New Hampshire's Virtual Town Hall
Something caught my eye in a New York Times story about Fox News Channel’s ratings triumph on Super Tuesday. In addition to beating CNN and MSNBC, Fox edged out NBC at 10 p.m., when NBC broadcast a special report on the GOP elections. The paper says Fox News averaged 2.61 million viewers while NBC had 2.56 million.
Here’s the curious part: “NBC’s lead-in, “The Biggest Loser,” had 6.4 million viewers between 9:30 and 10 p.m.” This tells me that most of NBC’s “Loser” audience migrated elsewhere just as the election report was about to start airing, most likely to other reality TV fair (marshmallow for the exhausted wage earner).
It doesn’t surprise me that a show like “Loser” commands such a massive audience on an important primary night: politics can be a boring game, and it takes a special mental pose to endure the banality of discussions on cable shows (where opinion is projected as fact).
First, there’s the matter of language. Judging from the nature of the questions from the youngster in our household who’s new to politics, if you haven’t mastered the annoying idiom of American politics, you’d be completely lost listening to the pundits on TV.

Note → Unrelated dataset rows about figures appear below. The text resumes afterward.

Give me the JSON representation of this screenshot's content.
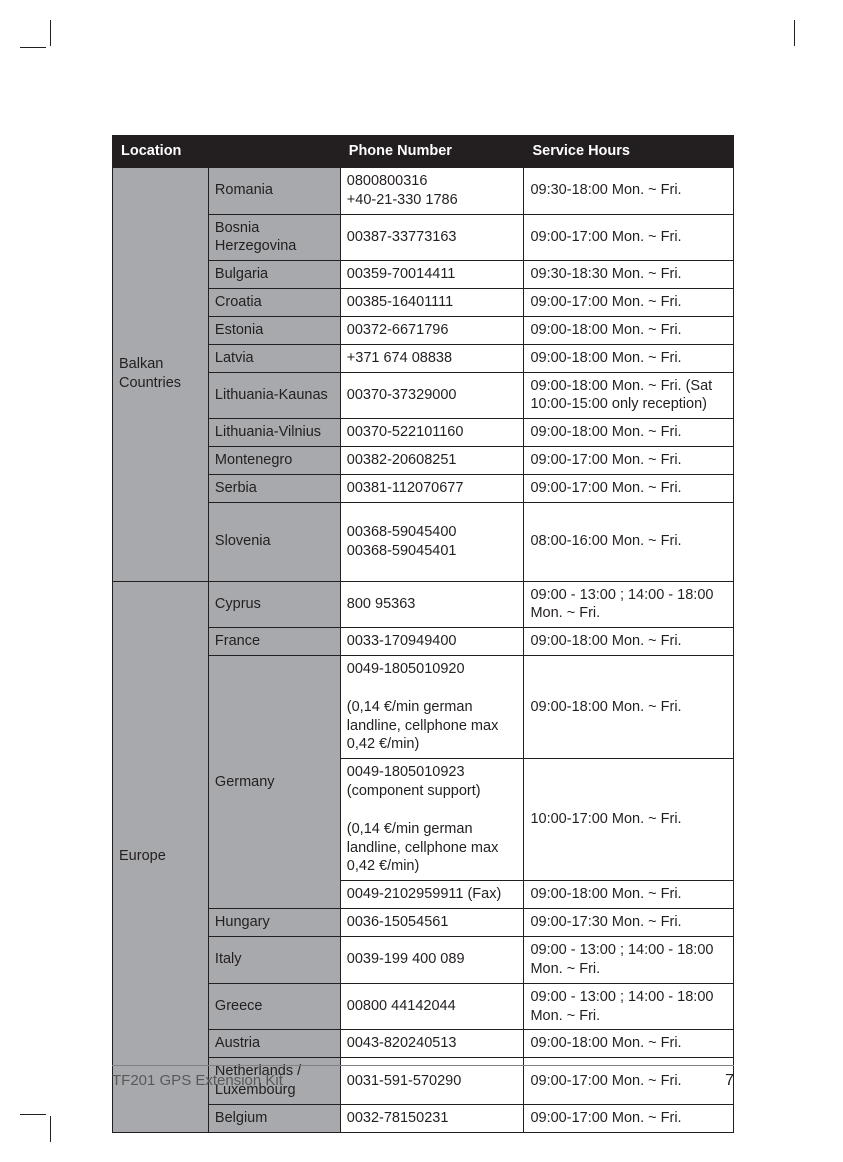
{
  "colors": {
    "header_bg": "#231f20",
    "header_fg": "#ffffff",
    "group_bg": "#a7a9ac",
    "border": "#231f20",
    "page_bg": "#ffffff",
    "footer_rule": "#808285",
    "footer_text": "#58595b"
  },
  "font": {
    "family": "Segoe UI, Arial, sans-serif",
    "body_size_pt": 11,
    "header_weight": 700
  },
  "headers": {
    "location": "Location",
    "phone": "Phone Number",
    "hours": "Service Hours"
  },
  "groups": [
    {
      "name": "Balkan Countries",
      "rows": [
        {
          "country": "Romania",
          "phone": "0800800316\n+40-21-330 1786",
          "hours": "09:30-18:00 Mon. ~ Fri."
        },
        {
          "country": "Bosnia Herzegovina",
          "phone": "00387-33773163",
          "hours": "09:00-17:00 Mon. ~ Fri."
        },
        {
          "country": "Bulgaria",
          "phone": "00359-70014411",
          "hours": "09:30-18:30 Mon. ~ Fri."
        },
        {
          "country": "Croatia",
          "phone": "00385-16401111",
          "hours": "09:00-17:00 Mon. ~ Fri."
        },
        {
          "country": "Estonia",
          "phone": "00372-6671796",
          "hours": "09:00-18:00 Mon. ~ Fri."
        },
        {
          "country": "Latvia",
          "phone": "+371 674 08838",
          "hours": "09:00-18:00 Mon. ~ Fri."
        },
        {
          "country": "Lithuania-Kaunas",
          "phone": "00370-37329000",
          "hours": "09:00-18:00 Mon. ~ Fri. (Sat 10:00-15:00 only reception)"
        },
        {
          "country": "Lithuania-Vilnius",
          "phone": "00370-522101160",
          "hours": "09:00-18:00 Mon. ~ Fri."
        },
        {
          "country": "Montenegro",
          "phone": "00382-20608251",
          "hours": "09:00-17:00 Mon. ~ Fri."
        },
        {
          "country": "Serbia",
          "phone": "00381-112070677",
          "hours": "09:00-17:00 Mon. ~ Fri."
        },
        {
          "country": "Slovenia",
          "phone": "00368-59045400\n00368-59045401",
          "hours": "08:00-16:00 Mon. ~ Fri.",
          "tall": true
        }
      ]
    },
    {
      "name": "Europe",
      "rows": [
        {
          "country": "Cyprus",
          "phone": "800 95363",
          "hours": "09:00 - 13:00 ; 14:00 - 18:00 Mon. ~ Fri."
        },
        {
          "country": "France",
          "phone": "0033-170949400",
          "hours": "09:00-18:00 Mon. ~ Fri."
        },
        {
          "country": "Germany",
          "span": 3,
          "sub": [
            {
              "phone": "0049-1805010920\n\n(0,14 €/min german landline, cellphone max 0,42 €/min)",
              "hours": "09:00-18:00 Mon. ~ Fri."
            },
            {
              "phone": "0049-1805010923 (component support)\n\n(0,14 €/min german landline, cellphone max 0,42 €/min)",
              "hours": "10:00-17:00 Mon. ~ Fri."
            },
            {
              "phone": "0049-2102959911 (Fax)",
              "hours": "09:00-18:00 Mon. ~ Fri."
            }
          ]
        },
        {
          "country": "Hungary",
          "phone": "0036-15054561",
          "hours": "09:00-17:30 Mon. ~ Fri."
        },
        {
          "country": "Italy",
          "phone": "0039-199 400 089",
          "hours": "09:00 - 13:00 ; 14:00 - 18:00 Mon. ~ Fri."
        },
        {
          "country": "Greece",
          "phone": "00800 44142044",
          "hours": "09:00 - 13:00 ; 14:00 - 18:00 Mon. ~ Fri."
        },
        {
          "country": "Austria",
          "phone": "0043-820240513",
          "hours": "09:00-18:00 Mon. ~ Fri."
        },
        {
          "country": "Netherlands / Luxembourg",
          "phone": "0031-591-570290",
          "hours": "09:00-17:00 Mon. ~ Fri."
        },
        {
          "country": "Belgium",
          "phone": "0032-78150231",
          "hours": "09:00-17:00 Mon. ~ Fri."
        }
      ]
    }
  ],
  "footer": {
    "title": "TF201 GPS Extension Kit",
    "page": "7"
  }
}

The words and clichés rain on you like hail: Dodd-Frank, Sarbanes-Oxley, cap and trade, Obamacare, Saul Alinsky, Reagan conservative, Keystone pipeline, energy independence, polarization, sacred cows, reproductive rights, the Ninety-Niners. Many of these ready-made words and phrases are deployed or glossed over without explanation or preamble — insiders talking to insiders.
Then there’s the onslaught of fake news based on opinion polls — state-specific surveys, national polls about hypothetical matchups between the incumbent president and one or another of his GOP opponents, party-sponsored polls. Any of these polls may form the basis of an interminable discussion that consumes half an hour of television airtime. No wonder many voters tune out.